The duty of good faith and fair dealing was also recently highlighted in a concurring opinion authored by Judge Richard Posner in a case involving an insurer’s duty to notify an insured as to whether treatment being sought is being administered by a provider within the insurer’s network of providers. Although the majority found the insurer’s failure to provide adequate information was a breach of fiduciary duty owed under ERISA, Judge Posner suggested that a contract approach would be preferable, pointing out:
One of the implicit terms in every contract is the duty of good-faith performance. Denil v. DeBoer, Inc., 650 F.3d 635, 639 (7th Cir. 2011); Market Street Associates Ltd. Partnership v. Frey, 941 F.2d 588, 593-96 (7th Cir. 1991). It requires the performing party, in this case the plan administrator, to avoid “taking deliberate advantage of an oversight by your contract partner concerning his rights under the contract.” Id. at 594. A closely related principle is that “you cannot prevent the other party to the contract from fulfilling a condition precedent to your own performance, and then use that failure to justify your nonperformance.” Ethyl Corp. v. United Steelworkers of America, AFL-CIO-CLC, 768 F.2d 180, 185 (7th Cir. 1985). The plan in this case saved itself a considerable sum of money because the plaintiff obtained surgery for his wife at a hospital that wasn’t in the provider network. The contractual duties that I have just described required the plan administrator to inform the plaintiff of his options if he inquired about them-and he claims he did. If so informed the plaintiff might have decided to move his wife to a hospital in the network. There was time, and it appears that there was at least one hospital in range of Rush competent to perform the surgery. Whether the plaintiff and his wife would have exercised that option is critical to whether he can recover the additional $80,000 that he paid Rush for the surgery. But it is an issue that awaits resolution on remand.

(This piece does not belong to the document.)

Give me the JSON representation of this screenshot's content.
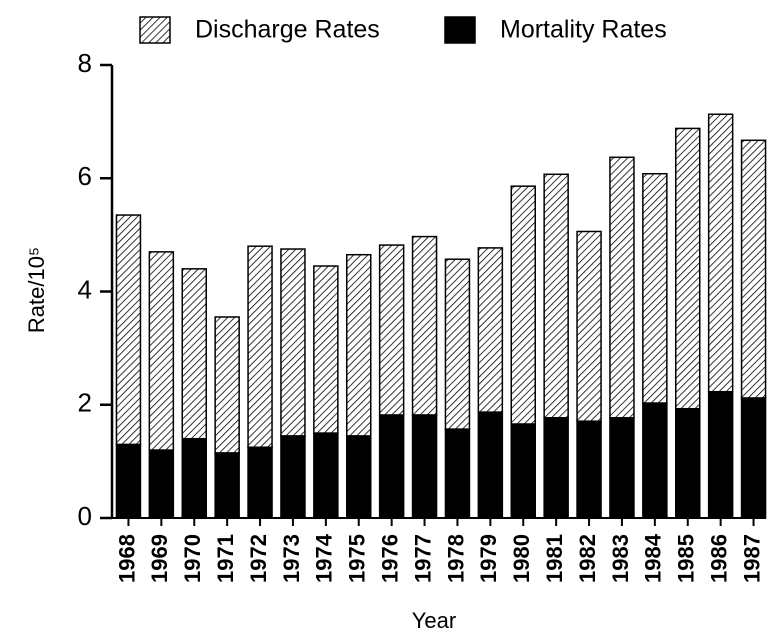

The Supreme Court’s decision in Massachusetts Mutual Life Ins. Co. v. Russell, 473 U.S. 134, 105 S. Ct. 3085, 87 L. Ed. 2d 96 (1985), does not rule conventional principles of contract interpretation out of ERISA and so deny the duty of good faith performance of obligations created by an ERISA plan. It holds only that extra-contractual damages can’t be obtained in a suit for breach of a plan’s obligation, whether fiduciary or contractual, explicit or implicit, to process claims in good faith.
Killian v. Concert Health Plan, 2013 U.S. App. LEXIS 22657, 54-67 (7th Cir. Nov. 7, 2013)(Posner, J., concurring).
Finally, bias and conflict are important considerations in assessing an insured’s eligibility for an award of attorneys’ fees pursuant to 29 U.S.C. § 1132(g). Although eligibility to receive a fee award is triggered by achieving “some degree of success on the merits,” (Hardt v. Reliance Standard Life Ins.Co., 130 S.Ct. 2149 (2010)), most courts still require a more detailed analysis that necessitates evaluating the defendant’s culpability or bad faith. Thus, an inquiry into whether the claim was evaluated honestly and fairly justifies permitting depositions of the individuals who rendered the claim decision.